Stringo la mano di Kael con più forza, anche se so che non può sentirmi, non può rispondermi. “Non ti lascerò andare,” sussurro, la voce spezzata, un filo tremante che si perde nel vento gelido. Non so se lo sto dicendo a lui o a me stessa. Non so se riuscirò a mantenere questa promessa. Ma devo provarci. Devo seguire il richiamo del Sigillo, verso la Valle delle Lacrime, verso quell’Altare Antico che mi ha mostrato mio padre. Anche se significa non tornare indietro. Anche se significa perdere me stessa.

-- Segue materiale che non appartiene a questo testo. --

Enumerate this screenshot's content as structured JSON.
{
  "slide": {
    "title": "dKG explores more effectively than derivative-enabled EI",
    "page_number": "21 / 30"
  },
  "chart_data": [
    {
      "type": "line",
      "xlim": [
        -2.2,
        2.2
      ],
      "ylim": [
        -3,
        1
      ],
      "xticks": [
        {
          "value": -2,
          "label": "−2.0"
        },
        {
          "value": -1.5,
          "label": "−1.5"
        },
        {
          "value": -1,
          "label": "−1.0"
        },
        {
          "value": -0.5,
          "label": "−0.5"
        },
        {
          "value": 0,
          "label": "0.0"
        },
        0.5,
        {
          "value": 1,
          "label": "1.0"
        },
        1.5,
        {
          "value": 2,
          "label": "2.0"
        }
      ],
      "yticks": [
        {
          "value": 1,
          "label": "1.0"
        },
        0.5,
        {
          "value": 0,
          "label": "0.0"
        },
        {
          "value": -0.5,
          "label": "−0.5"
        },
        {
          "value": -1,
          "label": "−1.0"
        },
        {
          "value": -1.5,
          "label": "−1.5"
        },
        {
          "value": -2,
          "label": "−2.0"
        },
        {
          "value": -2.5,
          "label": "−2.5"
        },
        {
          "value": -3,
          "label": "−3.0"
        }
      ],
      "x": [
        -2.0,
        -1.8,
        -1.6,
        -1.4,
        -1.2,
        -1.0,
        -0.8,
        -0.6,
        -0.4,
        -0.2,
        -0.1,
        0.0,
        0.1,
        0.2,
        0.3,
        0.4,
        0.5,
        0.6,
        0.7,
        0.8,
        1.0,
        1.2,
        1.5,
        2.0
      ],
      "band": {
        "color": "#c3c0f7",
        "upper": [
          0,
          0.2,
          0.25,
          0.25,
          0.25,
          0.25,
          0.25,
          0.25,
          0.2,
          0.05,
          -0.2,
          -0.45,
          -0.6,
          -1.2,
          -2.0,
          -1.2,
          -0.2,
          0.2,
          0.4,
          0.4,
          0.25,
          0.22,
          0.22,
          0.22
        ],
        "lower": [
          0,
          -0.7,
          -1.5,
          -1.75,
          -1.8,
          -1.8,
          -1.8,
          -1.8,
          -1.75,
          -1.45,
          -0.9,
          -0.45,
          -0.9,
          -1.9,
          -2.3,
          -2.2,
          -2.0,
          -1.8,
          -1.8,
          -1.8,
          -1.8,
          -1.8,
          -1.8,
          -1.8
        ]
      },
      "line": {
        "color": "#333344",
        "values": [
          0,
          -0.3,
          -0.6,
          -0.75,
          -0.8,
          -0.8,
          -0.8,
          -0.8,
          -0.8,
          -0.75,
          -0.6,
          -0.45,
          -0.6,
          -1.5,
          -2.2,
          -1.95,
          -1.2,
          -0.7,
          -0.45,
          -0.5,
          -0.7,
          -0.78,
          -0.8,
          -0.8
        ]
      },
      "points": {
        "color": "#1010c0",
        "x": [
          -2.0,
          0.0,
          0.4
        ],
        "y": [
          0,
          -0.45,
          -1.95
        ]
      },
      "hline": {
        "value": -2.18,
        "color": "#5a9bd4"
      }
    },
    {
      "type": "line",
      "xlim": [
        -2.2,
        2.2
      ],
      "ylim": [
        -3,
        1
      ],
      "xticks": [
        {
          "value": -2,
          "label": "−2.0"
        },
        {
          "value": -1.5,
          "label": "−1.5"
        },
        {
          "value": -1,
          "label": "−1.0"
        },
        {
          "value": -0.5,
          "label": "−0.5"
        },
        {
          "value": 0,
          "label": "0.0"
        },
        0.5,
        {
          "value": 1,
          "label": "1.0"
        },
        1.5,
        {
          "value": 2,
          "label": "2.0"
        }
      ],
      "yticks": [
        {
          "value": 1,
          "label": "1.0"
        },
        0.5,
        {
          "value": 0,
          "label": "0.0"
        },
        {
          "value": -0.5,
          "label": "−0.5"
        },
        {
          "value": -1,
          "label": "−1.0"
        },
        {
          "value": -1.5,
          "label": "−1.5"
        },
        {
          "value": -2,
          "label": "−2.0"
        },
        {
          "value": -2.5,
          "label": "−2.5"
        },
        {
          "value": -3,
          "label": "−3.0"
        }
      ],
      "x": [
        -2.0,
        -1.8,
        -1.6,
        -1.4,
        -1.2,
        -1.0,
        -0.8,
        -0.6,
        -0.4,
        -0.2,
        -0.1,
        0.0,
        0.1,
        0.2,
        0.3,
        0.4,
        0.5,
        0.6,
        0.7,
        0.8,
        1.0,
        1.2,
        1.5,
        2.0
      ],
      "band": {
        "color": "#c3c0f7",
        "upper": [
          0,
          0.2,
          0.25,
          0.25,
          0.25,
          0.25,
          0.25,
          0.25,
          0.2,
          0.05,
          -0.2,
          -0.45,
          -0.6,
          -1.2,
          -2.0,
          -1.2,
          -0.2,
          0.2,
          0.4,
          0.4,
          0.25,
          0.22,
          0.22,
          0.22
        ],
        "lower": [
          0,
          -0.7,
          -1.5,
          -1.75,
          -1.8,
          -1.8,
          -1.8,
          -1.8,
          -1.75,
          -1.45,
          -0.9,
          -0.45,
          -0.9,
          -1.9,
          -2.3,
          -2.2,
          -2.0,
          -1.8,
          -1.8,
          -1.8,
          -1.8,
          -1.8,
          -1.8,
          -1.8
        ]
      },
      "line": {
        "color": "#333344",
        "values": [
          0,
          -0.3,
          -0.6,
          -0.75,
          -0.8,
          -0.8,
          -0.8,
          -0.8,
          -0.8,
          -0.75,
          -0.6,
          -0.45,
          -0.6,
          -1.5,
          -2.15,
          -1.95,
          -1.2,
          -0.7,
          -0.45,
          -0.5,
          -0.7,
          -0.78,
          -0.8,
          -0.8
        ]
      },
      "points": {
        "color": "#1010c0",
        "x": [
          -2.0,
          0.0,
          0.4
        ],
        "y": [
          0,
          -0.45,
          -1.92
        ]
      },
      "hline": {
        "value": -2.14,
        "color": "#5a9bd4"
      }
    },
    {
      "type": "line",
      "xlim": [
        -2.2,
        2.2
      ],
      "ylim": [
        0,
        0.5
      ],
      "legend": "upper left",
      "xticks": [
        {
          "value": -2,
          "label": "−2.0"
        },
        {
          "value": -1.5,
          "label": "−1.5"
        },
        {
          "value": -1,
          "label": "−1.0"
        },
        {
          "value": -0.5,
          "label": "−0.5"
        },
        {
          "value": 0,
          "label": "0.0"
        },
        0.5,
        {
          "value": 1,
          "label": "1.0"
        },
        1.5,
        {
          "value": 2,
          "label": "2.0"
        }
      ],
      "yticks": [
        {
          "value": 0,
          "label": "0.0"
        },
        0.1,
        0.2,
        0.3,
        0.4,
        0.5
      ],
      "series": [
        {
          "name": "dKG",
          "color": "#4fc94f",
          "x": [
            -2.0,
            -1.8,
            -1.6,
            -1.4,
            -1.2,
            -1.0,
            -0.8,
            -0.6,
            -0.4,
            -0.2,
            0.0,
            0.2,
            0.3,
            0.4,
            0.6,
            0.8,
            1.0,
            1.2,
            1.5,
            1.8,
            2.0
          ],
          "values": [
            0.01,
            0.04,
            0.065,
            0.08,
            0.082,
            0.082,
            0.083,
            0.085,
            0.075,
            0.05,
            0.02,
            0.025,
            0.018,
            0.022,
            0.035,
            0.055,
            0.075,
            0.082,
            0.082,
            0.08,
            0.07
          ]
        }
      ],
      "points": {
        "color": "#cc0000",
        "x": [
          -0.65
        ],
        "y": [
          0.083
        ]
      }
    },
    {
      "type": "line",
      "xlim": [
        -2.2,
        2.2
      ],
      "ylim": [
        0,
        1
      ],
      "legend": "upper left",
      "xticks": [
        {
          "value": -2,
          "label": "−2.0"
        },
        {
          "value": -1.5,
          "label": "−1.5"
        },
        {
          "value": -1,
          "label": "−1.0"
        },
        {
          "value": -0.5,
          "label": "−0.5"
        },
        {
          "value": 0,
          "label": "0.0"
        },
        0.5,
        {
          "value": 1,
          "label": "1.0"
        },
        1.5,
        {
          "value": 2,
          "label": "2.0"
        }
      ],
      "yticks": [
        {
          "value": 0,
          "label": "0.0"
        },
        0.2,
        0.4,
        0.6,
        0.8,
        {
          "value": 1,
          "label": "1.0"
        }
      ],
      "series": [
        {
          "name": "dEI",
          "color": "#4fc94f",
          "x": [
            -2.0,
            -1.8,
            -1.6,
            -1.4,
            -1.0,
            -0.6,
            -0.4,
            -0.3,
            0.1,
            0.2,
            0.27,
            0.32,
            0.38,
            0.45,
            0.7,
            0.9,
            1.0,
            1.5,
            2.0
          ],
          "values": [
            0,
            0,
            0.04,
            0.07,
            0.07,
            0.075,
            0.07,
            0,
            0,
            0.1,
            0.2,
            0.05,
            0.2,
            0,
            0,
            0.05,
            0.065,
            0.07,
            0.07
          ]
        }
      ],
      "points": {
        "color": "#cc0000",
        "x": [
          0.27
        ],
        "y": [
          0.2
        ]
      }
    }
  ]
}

La voce del Divoratore sussurra un’ultima volta, un brivido che mi attraversa la schiena. “Non puoi sfuggirmi.” Chiudo gli occhi per un istante, solo un istante, cercando di trovare un frammento di forza dentro di me. Poi li riapro, fissando l’orizzonte oltre il lago, dove la nebbia si addensa in una promessa di oscurità. L’ululato di Torak si intensifica, un’eco minacciosa che mi ricorda che il pericolo non è solo davanti a me, ma anche alle mie spalle. Il respiro di Kael è un sussurro nella mia mano, un filo che potrebbe spezzarsi da un momento all’altro.

Non so cosa ci aspetta. Non so se sopravvivremo. Ma so che devo andare avanti. Per lui. Per tutti loro. Anche se ogni passo mi avvicina a un destino che potrebbe distruggermi.